The key here is design for both the 80 and the 20. Keep the advanced features available but also provide simple, easy methods for the first time or average user. Remember that you still need to be creating advanced users, just because you already have them doesn’t mean you don’t need more of them.

An App that has Everything

Look, if features where that reason why people did something then why doesn’t somebody just come up with one app that does everything, that allows me to check my email, manage tasks, socialize with my friends, listen to the radio, watch the latest viral video, buy e-books, plan my vacation to Yellowstone and teach me how to fly fish (I know, Google is trying).

The reason we can’t just have one giant app that does everything is because people don’t really care about the features, they care about how they access the features. If an app could really do all these things there would be no user friendly way to access them, unless of course the app could Jedi mind trick you and read your mind.

Besides the Magic 8 Ball, apps can’t read the users mind, so focusing your app on its purpose and designing your app centered around what the user is doing is important to the over all success and usability of the app. People are more likely to use multiple apps that focus on a particular feature then use an app that tries to be all things to all people.

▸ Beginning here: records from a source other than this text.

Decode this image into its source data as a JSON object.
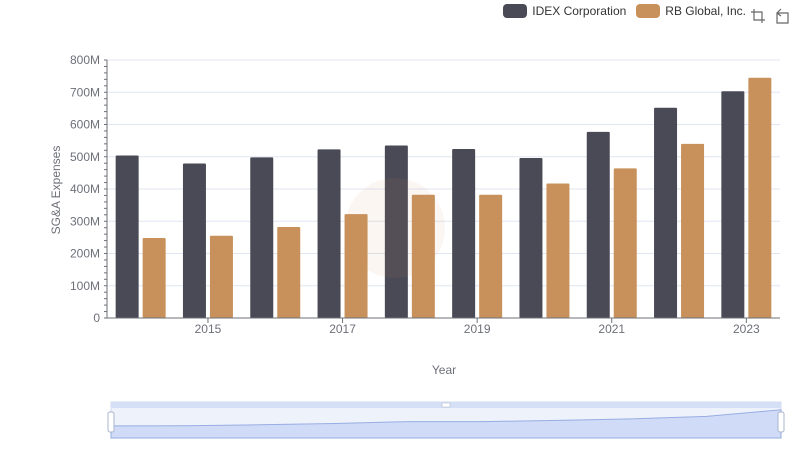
{
  "legend": {
    "items": [
      {
        "label": "IDEX Corporation",
        "color": "#4a4a56"
      },
      {
        "label": "RB Global, Inc.",
        "color": "#c8915b"
      }
    ]
  },
  "toolbox": {
    "icons": [
      "zoom-icon",
      "restore-icon"
    ]
  },
  "chart_data": {
    "type": "bar",
    "categories": [
      "2014",
      "2015",
      "2016",
      "2017",
      "2018",
      "2019",
      "2020",
      "2021",
      "2022",
      "2023"
    ],
    "x_tick_labels": [
      "2015",
      "2017",
      "2019",
      "2021",
      "2023"
    ],
    "series": [
      {
        "name": "IDEX Corporation",
        "color": "#4a4a56",
        "values": [
          504,
          479,
          498,
          523,
          535,
          524,
          496,
          577,
          652,
          703
        ]
      },
      {
        "name": "RB Global, Inc.",
        "color": "#c8915b",
        "values": [
          248,
          255,
          282,
          322,
          382,
          382,
          417,
          464,
          540,
          745
        ]
      }
    ],
    "xlabel": "Year",
    "ylabel": "SG&A Expenses",
    "y_tick_labels": [
      "0",
      "100M",
      "200M",
      "300M",
      "400M",
      "500M",
      "600M",
      "700M",
      "800M"
    ],
    "ylim": [
      0,
      800
    ],
    "grid": true,
    "legend_position": "top-right",
    "datazoom": true
  }
}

A car is used to carry a few people from place to place, a truck is used to carry lots of stuff from place to place and a bus is used to carry lots of people form place to place. But its not a good idea to combine the three into some multi-functional car-truck-bus that can carry 50 people and 2 tons of lumber at 42 miles per gallon, it just doesn’t make sense. It would be pretty cool though.

The Moral of the Story

Don’t design for the advanced user, design for the creation of advanced users.